The court then enters upon a review of Anderson v. Knox, supra, and many other *4 case, and on page 642 of 49 Kan., on page 125 of 31 Pac., says in conclusion:

"We think the court erred in the admission of the evidence of Bowersock, as to what he received for his interest in the property covered by the deed * * * for the reason that such evidence was not supplemented with other testimony that such sum was a fair and reasonable value of his claim upon the conveyed premises, and that the findings and judgment of the court that such sum was fairly and reasonably paid are not supported by the evidence."

The rule laid down in Anderson v. Knox, supra, has not only been followed in this state, but also in many other states of the Union. Holley v. Younge, 27 Ala. 206; Pate v. McMitchell,23 Ark. 590, 79 Am. Dec. 114; Walker, Adm'r, v. Deaver,5 Mo. App. 139, 149; Dickson v. Desire's Adm'r, 23 Mo. 167, 66 Am. Dec. 661; Guthrie v. Russell, 46 Iowa, 269, 26 Am. St. Rep. 135; Devlin on Deeds, §§ 918, 919; Sedgwick on Damages, § 980. Charge 13, requested by defendant, should therefore have been given, and its refusal was reversible error.

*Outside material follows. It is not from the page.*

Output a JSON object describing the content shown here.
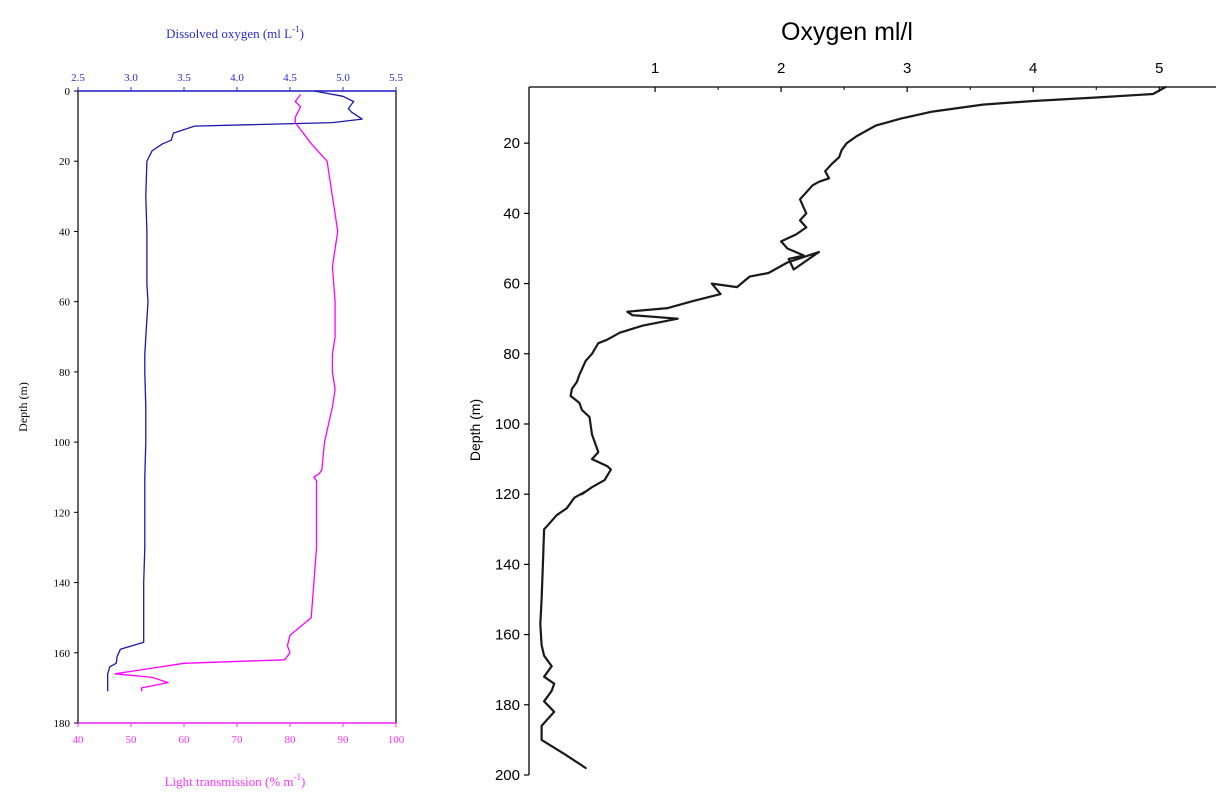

The bill of exception (page 34) informs us that upon the verdict in favor of plaintiff being returned to the court in this case, "the defendant in open court, and in the presence of the jury, and before the jury was discharged, and before any judgment was rendered upon said verdict, moved the court to render a judgment for the defendant non obstante veredicto." This motion was overruled and exception taken, and is now before us for review. The proceedings in the chancery court being utterly void, and not being sufficient to pass the lien of the city to the purchaser, for the reason that, no assessment being shown, no lien in the city's favor ever came into existence, the general charge requested by appellant should have been given; and the defendant being entitled to judgment in his favor, it was error not to have granted his motion for such judgment non obstante veredicto. Barton v. Gas Engine Co., 154 Ala. 275, 45 So. 213; Goehrig v. Stryker (C. C.) 174 Fed. 897; Holland v. Kindregan, 155 Pa. 156,25 A. 1077; Glennon v. Erie R. Co., 86 App. Div. 397,83 N.Y. Supp. 875; Hay v. City of Baraboo, 127 Wis. 1, 105 N.W. 654, 3 L.R.A. (N.S.) 84, 115 Am. St. Rep. 977; Larson v. American Bridge Co., 40 Wn. 224, 82 P. 294, 111 Am. St. Rep. 904; Casety's Case, 35 Wn. 478, 77 P. 800; Fisher v. Scharadin. 186 Pa. 565,40 A. 1091.

The judgment appealed from will be reversed, with instructions to the trial court to grant the motion made by the defendant for a judgment non obstante veredicto, as in this way only can the defendant obtain what he was lawfully entitled to at the time this motion was made.

Reversed and remanded, with instructions.